While googling the difference between “complements” and “compliments”, I stumbled on an unconventional list compiled by a blogger named Mary. She is all about affirmations and “seeing ourselves more gently”. Here’s a sampling from Mary’s list, with a few of my own thrown into the mix:
15 Unique Compliments to Give Someone
1. You are as vibrant as a Lisa Frank angel kitty deluxe pen set. 2. I bet you were voted “Most Likely to Stay Fabulous” in high school. 3. Looking into your eyes is like looking into a kaleidoscope. 4. Your sense of childlike wonder brings others joy. 5. The world is so lucky that you exist right now. 6. You’re more fun than the corn pit at Port Farms. 7. Your ability to overcome adverse situations is inspiring. 8. If I had to choose between unicorns being real or keeping you in my life, I’d keep you. 9. You are cooler than The Fonz. 10. Your level of general awesomeness is getting a little out of control. 11. I’m consistently impressed by the dedication you give to your passions. 12. Your perspective is refreshing. 13. I’d rather do something boring with you than pop an unlimited supply of bubble wrap. 14. You’re so un-basic your pH level is almost zero. 15. Anyone’s coolness level increases by six percent just by being in the same room.

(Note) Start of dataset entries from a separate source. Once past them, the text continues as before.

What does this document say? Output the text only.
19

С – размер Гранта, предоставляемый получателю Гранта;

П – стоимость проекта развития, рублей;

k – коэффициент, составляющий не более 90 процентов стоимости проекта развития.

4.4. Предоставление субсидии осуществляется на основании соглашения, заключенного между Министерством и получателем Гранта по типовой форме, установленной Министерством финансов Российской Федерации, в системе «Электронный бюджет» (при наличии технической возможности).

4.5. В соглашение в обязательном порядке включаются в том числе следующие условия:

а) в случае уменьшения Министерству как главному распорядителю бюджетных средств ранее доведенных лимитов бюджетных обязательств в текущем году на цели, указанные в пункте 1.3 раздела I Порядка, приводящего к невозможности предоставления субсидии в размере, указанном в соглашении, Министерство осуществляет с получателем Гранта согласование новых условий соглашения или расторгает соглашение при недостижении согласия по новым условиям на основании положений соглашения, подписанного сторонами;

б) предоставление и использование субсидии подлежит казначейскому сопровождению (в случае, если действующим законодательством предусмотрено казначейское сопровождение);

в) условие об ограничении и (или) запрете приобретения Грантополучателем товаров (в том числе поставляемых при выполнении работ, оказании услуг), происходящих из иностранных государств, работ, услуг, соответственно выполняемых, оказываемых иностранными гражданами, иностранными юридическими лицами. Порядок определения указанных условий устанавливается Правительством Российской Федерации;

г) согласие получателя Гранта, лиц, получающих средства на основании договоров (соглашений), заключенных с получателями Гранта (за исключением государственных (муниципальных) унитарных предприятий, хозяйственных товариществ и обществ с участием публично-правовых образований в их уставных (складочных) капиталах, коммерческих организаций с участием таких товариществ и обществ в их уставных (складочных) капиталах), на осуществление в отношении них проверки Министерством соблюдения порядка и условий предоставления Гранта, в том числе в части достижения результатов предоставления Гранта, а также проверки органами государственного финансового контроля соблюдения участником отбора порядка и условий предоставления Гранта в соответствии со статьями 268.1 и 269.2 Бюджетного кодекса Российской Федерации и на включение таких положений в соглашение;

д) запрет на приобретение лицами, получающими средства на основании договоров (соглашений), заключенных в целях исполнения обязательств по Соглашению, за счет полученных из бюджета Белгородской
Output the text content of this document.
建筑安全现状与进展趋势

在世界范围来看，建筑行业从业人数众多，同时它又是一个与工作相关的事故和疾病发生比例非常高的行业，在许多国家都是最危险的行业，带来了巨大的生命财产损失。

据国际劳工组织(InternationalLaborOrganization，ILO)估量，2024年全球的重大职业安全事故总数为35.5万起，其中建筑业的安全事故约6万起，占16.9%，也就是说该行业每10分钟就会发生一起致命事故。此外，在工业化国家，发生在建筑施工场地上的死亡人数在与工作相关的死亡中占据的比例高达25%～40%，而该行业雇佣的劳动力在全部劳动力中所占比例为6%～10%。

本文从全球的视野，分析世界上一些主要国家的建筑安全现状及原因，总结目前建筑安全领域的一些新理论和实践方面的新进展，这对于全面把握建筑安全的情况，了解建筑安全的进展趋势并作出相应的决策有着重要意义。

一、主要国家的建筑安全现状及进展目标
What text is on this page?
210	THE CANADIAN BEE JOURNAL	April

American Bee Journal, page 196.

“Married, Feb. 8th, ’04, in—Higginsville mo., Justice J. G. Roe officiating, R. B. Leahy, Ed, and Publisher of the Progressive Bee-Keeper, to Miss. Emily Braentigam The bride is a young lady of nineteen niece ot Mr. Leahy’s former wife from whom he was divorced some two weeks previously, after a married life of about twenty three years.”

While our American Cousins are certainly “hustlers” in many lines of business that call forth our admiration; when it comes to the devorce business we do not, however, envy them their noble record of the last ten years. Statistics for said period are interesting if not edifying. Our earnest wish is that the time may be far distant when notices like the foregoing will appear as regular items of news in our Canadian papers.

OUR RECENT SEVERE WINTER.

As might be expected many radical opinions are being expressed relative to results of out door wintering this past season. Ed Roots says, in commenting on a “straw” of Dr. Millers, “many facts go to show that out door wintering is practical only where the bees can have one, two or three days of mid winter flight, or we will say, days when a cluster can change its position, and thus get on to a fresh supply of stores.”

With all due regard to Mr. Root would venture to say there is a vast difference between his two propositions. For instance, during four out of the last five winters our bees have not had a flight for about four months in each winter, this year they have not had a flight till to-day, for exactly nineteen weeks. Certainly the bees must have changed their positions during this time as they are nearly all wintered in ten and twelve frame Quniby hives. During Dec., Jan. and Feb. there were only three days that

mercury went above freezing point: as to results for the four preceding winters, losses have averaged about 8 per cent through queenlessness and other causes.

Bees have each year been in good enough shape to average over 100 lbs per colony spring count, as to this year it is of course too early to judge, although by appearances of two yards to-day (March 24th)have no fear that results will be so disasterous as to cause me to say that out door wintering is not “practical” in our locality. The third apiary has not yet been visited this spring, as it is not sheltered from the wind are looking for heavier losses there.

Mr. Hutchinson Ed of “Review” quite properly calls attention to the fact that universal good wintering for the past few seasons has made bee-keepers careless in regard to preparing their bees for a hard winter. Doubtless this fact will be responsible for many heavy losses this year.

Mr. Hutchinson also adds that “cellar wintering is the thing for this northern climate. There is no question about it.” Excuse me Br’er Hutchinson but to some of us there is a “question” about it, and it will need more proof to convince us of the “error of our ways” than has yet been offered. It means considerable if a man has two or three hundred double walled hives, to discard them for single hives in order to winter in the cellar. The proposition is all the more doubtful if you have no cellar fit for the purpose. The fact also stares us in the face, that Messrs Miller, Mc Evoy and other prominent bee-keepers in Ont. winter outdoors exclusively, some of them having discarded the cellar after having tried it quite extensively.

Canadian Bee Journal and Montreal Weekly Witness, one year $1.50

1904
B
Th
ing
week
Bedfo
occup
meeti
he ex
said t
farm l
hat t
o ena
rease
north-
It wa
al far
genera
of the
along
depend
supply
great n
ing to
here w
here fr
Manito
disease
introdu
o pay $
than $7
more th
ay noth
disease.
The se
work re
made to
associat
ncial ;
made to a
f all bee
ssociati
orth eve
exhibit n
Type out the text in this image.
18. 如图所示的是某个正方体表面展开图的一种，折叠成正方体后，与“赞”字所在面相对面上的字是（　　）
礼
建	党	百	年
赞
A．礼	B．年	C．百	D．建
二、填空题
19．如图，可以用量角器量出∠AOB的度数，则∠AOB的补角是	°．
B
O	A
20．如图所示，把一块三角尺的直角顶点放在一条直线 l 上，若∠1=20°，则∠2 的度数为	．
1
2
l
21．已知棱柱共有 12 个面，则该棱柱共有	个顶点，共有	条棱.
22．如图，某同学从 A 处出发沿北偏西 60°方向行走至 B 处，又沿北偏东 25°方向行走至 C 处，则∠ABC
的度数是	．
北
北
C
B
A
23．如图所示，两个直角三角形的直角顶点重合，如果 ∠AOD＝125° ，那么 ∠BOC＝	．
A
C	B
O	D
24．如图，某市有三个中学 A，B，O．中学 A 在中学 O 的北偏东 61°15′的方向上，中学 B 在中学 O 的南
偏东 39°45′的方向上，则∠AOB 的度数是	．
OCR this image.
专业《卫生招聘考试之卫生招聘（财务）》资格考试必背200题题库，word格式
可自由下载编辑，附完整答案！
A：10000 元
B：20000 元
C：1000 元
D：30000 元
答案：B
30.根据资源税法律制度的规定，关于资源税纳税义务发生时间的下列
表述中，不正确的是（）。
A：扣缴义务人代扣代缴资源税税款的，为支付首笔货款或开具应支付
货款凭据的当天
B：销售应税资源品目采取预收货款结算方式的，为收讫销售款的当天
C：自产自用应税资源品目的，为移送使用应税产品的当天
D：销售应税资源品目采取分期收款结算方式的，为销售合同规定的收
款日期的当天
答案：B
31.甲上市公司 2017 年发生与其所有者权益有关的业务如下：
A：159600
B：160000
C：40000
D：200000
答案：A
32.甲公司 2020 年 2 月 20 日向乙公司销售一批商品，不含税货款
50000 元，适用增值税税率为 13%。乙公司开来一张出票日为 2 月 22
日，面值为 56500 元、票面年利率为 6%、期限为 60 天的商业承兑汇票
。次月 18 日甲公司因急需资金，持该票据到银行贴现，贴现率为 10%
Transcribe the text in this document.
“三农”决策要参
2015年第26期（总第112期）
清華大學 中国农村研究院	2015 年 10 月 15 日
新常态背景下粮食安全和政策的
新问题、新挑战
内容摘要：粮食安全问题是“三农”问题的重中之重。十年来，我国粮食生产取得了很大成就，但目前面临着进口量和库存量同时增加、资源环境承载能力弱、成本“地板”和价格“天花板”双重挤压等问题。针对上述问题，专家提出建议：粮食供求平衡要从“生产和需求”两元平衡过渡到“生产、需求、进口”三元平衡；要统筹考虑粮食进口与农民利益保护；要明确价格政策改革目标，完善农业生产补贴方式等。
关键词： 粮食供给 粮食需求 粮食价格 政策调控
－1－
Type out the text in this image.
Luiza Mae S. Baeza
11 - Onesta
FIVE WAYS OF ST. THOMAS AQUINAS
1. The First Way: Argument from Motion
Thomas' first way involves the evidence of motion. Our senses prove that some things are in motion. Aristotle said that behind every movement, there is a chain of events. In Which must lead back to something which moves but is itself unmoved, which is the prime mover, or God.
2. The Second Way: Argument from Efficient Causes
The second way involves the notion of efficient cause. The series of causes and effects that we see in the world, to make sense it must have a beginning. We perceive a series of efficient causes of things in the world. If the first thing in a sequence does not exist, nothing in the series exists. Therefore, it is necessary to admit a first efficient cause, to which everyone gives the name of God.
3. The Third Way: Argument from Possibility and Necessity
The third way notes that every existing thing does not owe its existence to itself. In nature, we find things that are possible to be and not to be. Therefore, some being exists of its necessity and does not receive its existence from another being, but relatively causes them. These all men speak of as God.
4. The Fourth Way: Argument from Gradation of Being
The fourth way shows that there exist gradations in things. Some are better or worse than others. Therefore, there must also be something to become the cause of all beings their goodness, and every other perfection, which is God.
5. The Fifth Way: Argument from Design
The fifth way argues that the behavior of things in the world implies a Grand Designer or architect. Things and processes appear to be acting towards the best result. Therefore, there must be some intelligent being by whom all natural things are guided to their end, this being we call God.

It is also a compliment to invite your best friends to your kid’s wedding when there isn’t a stay at home order in place. To give a nod to your favorite author in your next book is a valued compliment; to ask someone you highly respect to read and endorse your novel is a compliment you may have to pay for; It is a compliment to ask a good cook to bring whatever they’d like to cook to your family reunion because you trust their opinion and you’ve never tasted a bad thing from their table. My supervisor gave me a compliment when she said that she had sent my daily jabs for our company on to the division head over us.
The Art of Receiving
Equally important as delivering a compliment, is receiving one. Many of us tend to deny or deflect compliments others give us. This is nonsense. Honor the giver by lovingly receiving what is shared. Simply say “thank you.”
And move on.
Allow the expression of gratitude to propel you into even better workflows, improved habits, more genuine depths of living.
Taking a compliment is one form of extending grace. It may have taken a bit of courage for your colleague to say something meaningful to you; take it the way you would a donut or a funny meme – with absolute pure delight!
Wear your compliment like a badge of honor. A badge of honor is a complement to you.
When nothing seems to be going right, dig deep into your emotional pocket and pull out a past compliment that has helped define who you are today. I have a folded up piece of paper I carry around in my wallet with three words written on it: warm, professional, funny. When my confidence is fragile, I unfold that paper and read the words my program director wrote in an evaluation, a long time ago. It’s a treasured note that carries me through the doubtful times.
Compliments give hope. Don’t be stingy with them.
Compliments are not “empty praises” … they are life-givers.
Compliments are not casual statements; they are launching pads to creativity and intention.